O horário de verão chegou, e com ele, todos os relógios precisam ser adiantados em uma hora. O novo horário, que passou a valer na madrugada deste domingo, atinge as regiões Sul, Sudeste, Centro-Oeste e o Estado do Tocantins, na região Norte, e dura até o dia 17 de fevereiro do ano que vem. Como todos os anos, a mudança de horária é aplaudida por alguns e criticada por outros.
A psicóloga organizacional Roberta Caparelli, por exemplo, faz parte do primeiro grupo. “Eu amo o horário de verão. Como acordo sempre às 5 horas da manhã, eu posso aproveitar melhor o dia. Vou passar a dar bom dia para a lua”, diz. “Com esse novo horário, depois que sair do trabalho, ainda vai estar de dia. Então, dá pra fazer happy hour”, falou a designer gráfica Elaine Almeida.
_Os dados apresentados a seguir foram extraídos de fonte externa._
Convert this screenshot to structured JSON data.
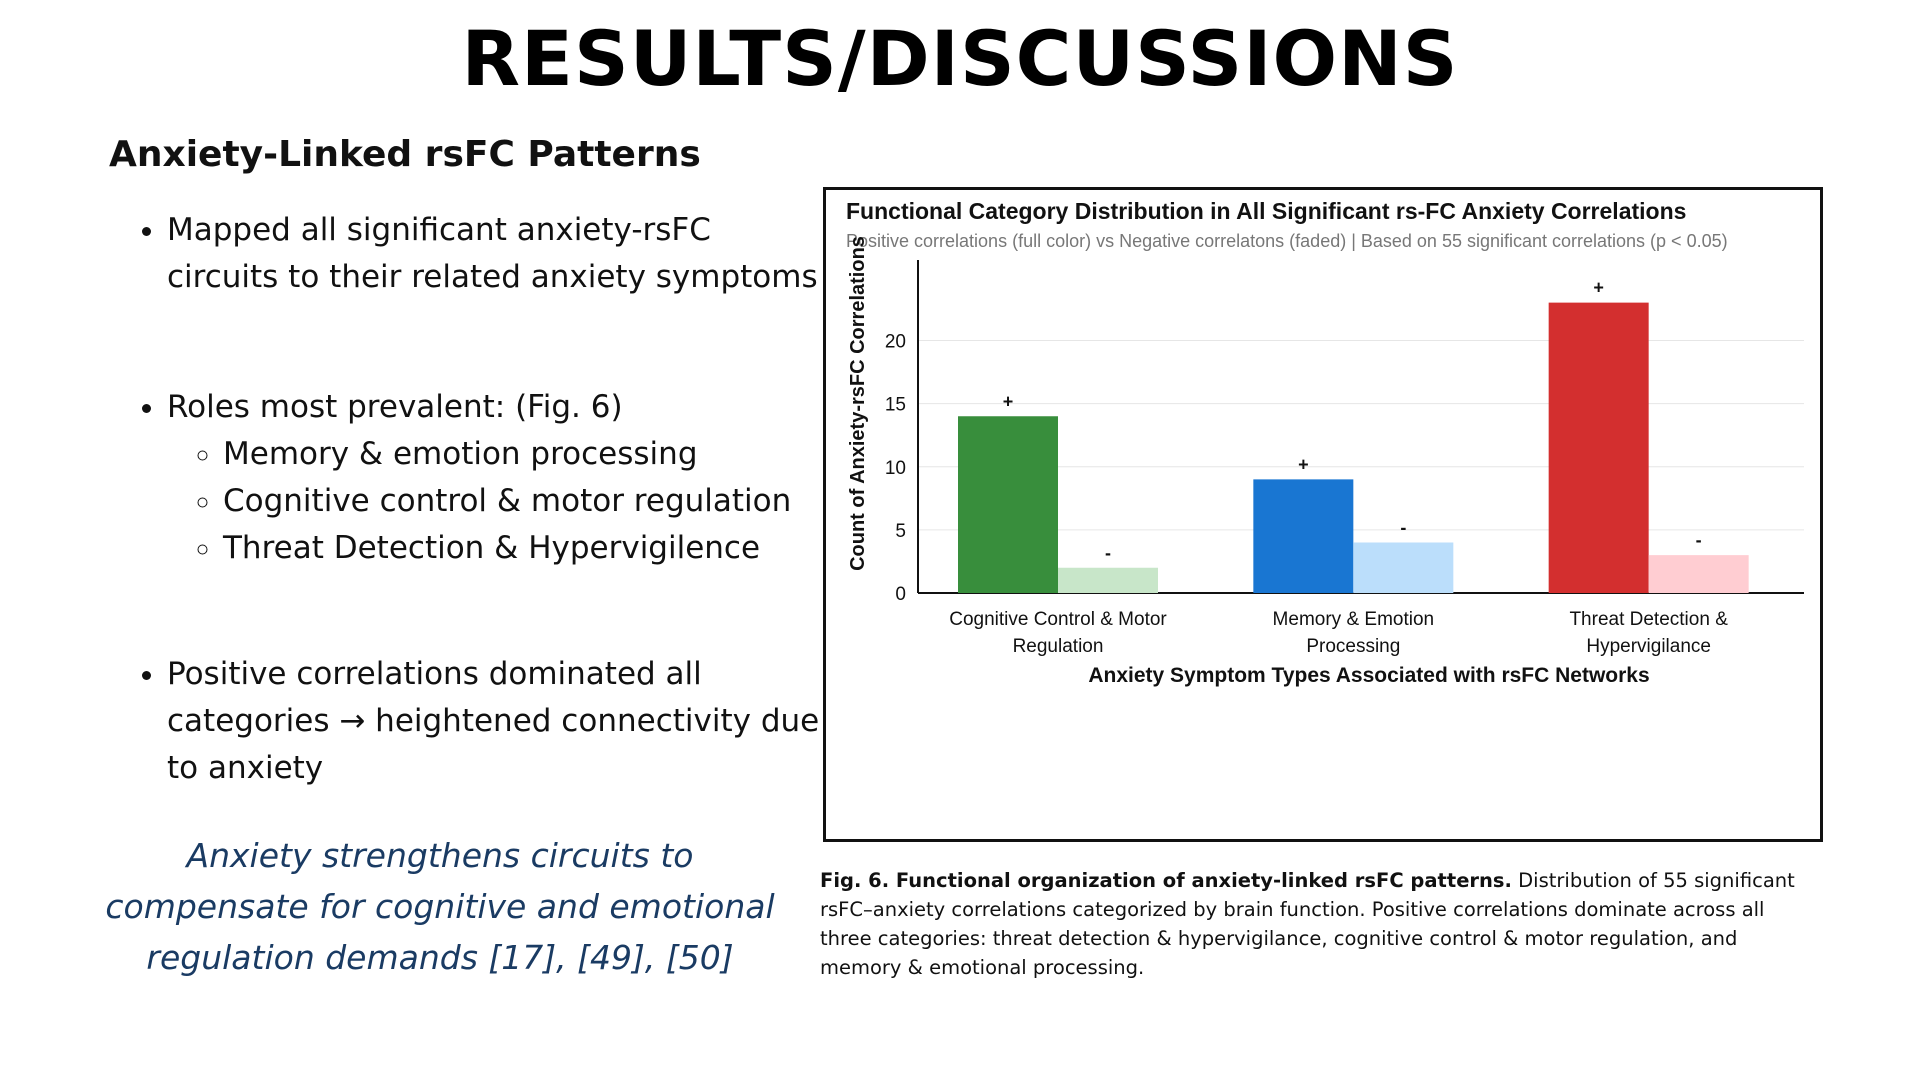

O educador físico Zilmário Silva Mesquita afirmou que adora o novo horário porque gosta de acordar cedo e ainda estar escuro, mas acredita que vai precisar de uma semana para ajustar o seu “relógio biológico”. Zilmário estava auxiliando o representante comercial Fabrício Miglioransa, que também está ansioso pelo horário de verão, a se exercitar no Poliesportivo. “Dá mais ânimo para fazer atividades físicas. Eu acabo acordando mais cedo e dormindo mais tarde, então dá pra aproveitar mais, não só para se exercitar, mas também para sair”, revela.
A cabeleireira Paula Almeida é do “time” que critica o horário de verão. “Eu não gosto muito não, porque levanto muito cedo para trabalhar. Aí, a partir de segunda, vou ter que madrugar ainda mais”, reclama.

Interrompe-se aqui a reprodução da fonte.